The Other Me
I saw myself on the Jumbotron. Locked eyes on my eyes looking elsewhere. It was that moment before you recognize that it is you, in fact, staring at you. Before you think, Look at that. That’s Me. That split second before you begin to wave and do not stop until the Jumbotron moves on. It was a lucky catch, that moment. And then I waved at the Jumbotron. I did not wave back.
So it was the opposite of when you see a stranger walking toward you in a hotel lobby. When you drift left to get out of her way. When you realize that it’s not a stranger. It’s a mirror. It is Me.
This other Me was taking longer than usual to recognize herself. The thing about the Jumbotron is it’s patient. And so am I. I stared at the Me not staring at me. No one else in the stadium seemed to be looking. It was just me. Me and the Jumbotron and this other Me.
My face hovered there, huge. The nose stretched longer than my nose. The lips, they thickened and paled. In short, time passed and the face stopped being mine.
So it was both like and unlike hearing the name of an old lover. How it lingers, enlarged, distorted. And you struggle to tie it down to any body you know.
A taxicab drove into her living room. There was a gaping hole where her wall had been with half of a taxicab still inside it, and she felt like hosting a party. She did not know why.
She’d make phone calls, she decided. She’d call all the people who could use a good party, even the ones she hadn’t spoken to in years. Each time she dialed a wrong number, she’d apologize and tell the stranger on the line that she was having a party. She’d stare at the taxi and invite the stranger. Yes, it’s tonight. Yes, please do try to stop by. This wouldn’t make her feel desperate. This would make her feel more resolved.
At the party store, the cashier would keep asking, Is there a theme for your party? What is your theme?
He’d empty her cart of yellow plates and black tablecloths. Yellow banners and black crepe paper. She’d guess what he was guessing her theme was. Bumblebees? Rotten bananas? Caution tape?
Back home, she’d tie balloons to the hood of the taxi and think of the taxi like a piece of furniture. Something large. Like the refrigerator. Something she would not attempt to move.
She’d decorate and keep on decorating.

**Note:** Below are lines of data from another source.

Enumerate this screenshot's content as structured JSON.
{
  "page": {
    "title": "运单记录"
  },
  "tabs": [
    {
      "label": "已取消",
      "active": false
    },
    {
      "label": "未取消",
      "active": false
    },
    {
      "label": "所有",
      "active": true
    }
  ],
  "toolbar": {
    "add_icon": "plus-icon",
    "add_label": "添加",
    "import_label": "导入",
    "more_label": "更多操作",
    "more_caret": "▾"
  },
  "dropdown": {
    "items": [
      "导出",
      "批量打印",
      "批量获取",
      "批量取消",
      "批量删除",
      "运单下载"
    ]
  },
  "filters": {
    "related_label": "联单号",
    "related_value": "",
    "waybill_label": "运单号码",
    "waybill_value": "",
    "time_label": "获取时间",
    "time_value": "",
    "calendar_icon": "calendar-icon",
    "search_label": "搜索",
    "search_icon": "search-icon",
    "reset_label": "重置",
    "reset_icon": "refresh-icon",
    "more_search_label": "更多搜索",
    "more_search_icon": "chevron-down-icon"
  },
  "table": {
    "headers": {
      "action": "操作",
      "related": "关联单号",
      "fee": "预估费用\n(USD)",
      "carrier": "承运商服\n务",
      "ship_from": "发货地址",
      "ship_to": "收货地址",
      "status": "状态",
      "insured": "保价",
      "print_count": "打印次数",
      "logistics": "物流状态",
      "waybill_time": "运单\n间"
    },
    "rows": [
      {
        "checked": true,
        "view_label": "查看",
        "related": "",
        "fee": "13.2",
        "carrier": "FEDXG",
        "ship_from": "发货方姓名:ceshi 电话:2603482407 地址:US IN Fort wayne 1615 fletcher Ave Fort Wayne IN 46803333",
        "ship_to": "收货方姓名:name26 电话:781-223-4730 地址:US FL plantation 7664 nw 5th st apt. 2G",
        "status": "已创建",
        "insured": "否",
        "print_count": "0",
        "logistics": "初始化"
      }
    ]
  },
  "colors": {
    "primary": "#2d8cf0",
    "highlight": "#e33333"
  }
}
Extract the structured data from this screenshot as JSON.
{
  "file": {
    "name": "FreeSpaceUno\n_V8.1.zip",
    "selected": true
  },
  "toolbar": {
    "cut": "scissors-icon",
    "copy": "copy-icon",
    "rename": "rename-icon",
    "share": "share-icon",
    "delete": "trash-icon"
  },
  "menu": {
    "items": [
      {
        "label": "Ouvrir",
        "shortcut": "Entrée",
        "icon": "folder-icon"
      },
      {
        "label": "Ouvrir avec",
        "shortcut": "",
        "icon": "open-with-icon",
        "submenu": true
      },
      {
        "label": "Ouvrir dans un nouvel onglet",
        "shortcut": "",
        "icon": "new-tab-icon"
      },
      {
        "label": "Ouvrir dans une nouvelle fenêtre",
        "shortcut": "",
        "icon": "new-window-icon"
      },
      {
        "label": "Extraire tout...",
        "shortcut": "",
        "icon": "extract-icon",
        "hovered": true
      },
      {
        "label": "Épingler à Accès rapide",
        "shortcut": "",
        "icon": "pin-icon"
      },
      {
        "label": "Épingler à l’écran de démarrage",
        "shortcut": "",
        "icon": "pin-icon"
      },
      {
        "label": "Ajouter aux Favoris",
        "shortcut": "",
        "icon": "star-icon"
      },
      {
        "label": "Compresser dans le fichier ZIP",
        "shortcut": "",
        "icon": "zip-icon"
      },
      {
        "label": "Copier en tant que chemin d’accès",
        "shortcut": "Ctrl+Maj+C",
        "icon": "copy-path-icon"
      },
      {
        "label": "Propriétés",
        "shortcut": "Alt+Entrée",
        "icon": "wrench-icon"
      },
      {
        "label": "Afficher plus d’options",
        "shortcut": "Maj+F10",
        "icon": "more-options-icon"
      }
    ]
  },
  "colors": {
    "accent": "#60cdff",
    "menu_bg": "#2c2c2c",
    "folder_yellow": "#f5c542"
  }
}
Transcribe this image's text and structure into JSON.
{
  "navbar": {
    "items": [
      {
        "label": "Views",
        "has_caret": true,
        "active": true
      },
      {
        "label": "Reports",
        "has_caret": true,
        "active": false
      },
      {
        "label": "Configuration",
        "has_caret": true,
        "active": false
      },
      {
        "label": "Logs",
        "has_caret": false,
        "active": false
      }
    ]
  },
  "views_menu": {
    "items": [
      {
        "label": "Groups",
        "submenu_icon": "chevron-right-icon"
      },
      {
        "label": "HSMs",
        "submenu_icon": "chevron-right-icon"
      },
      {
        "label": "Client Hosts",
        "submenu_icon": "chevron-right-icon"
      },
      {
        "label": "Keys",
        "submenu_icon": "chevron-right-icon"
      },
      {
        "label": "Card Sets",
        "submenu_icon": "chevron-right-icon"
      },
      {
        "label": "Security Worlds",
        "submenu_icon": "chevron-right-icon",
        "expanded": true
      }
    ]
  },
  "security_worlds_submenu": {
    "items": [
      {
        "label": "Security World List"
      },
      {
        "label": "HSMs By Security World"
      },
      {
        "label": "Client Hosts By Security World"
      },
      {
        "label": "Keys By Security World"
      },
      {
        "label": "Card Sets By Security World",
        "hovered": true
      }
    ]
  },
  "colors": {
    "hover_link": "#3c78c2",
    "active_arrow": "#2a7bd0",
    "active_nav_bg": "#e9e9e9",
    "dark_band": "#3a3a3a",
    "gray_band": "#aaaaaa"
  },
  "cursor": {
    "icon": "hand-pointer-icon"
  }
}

She could make a whole home for herself with crepe paper ceilings and bannered walls. When she finished, she could huddle inside her broken living room feeling downright festive and she could wait for her guests to arrive.
The policemen showed up first when it happened. Then the paramedics. The firemen last. Everyone wore the appropriate costume. The flashing lights made her feel like dancing. Her house had never been so full.
We play this age-old sport that’s kind of like fetch, except instead of a tennis ball, it is our guilt. Also, the goal of the game is that it won’t come back to you.
We aim for what has no defense.
There’s the weather, the moon phase, the messes that were made in the kitchen that no one bothered to clean.
There’s how our parents married on April Fools' Day. How that fact made even the good times seem ironic in retrospect. There’s how they separated on Father’s Day. How our father, when he left, left our gifts unopened behind.
There’s also aging. And how expectations actually shape realities. And how remembering things actually makes you forget.
For a while there was our mother and our father and we were happy and the game hadn’t started yet.
Then, from nowhere, we wanted a dog. We asked for one and kept asking. Then, from nowhere, a dog appeared and everything changed.
In the beginning, there was the dog for us to hate together. We had to feed it. And take it for walks. The dog would find whatever we threw in its direction. It would just come right back and let us throw it again.
In those years we could sleep soundly.
In those years there was a dog we could blame.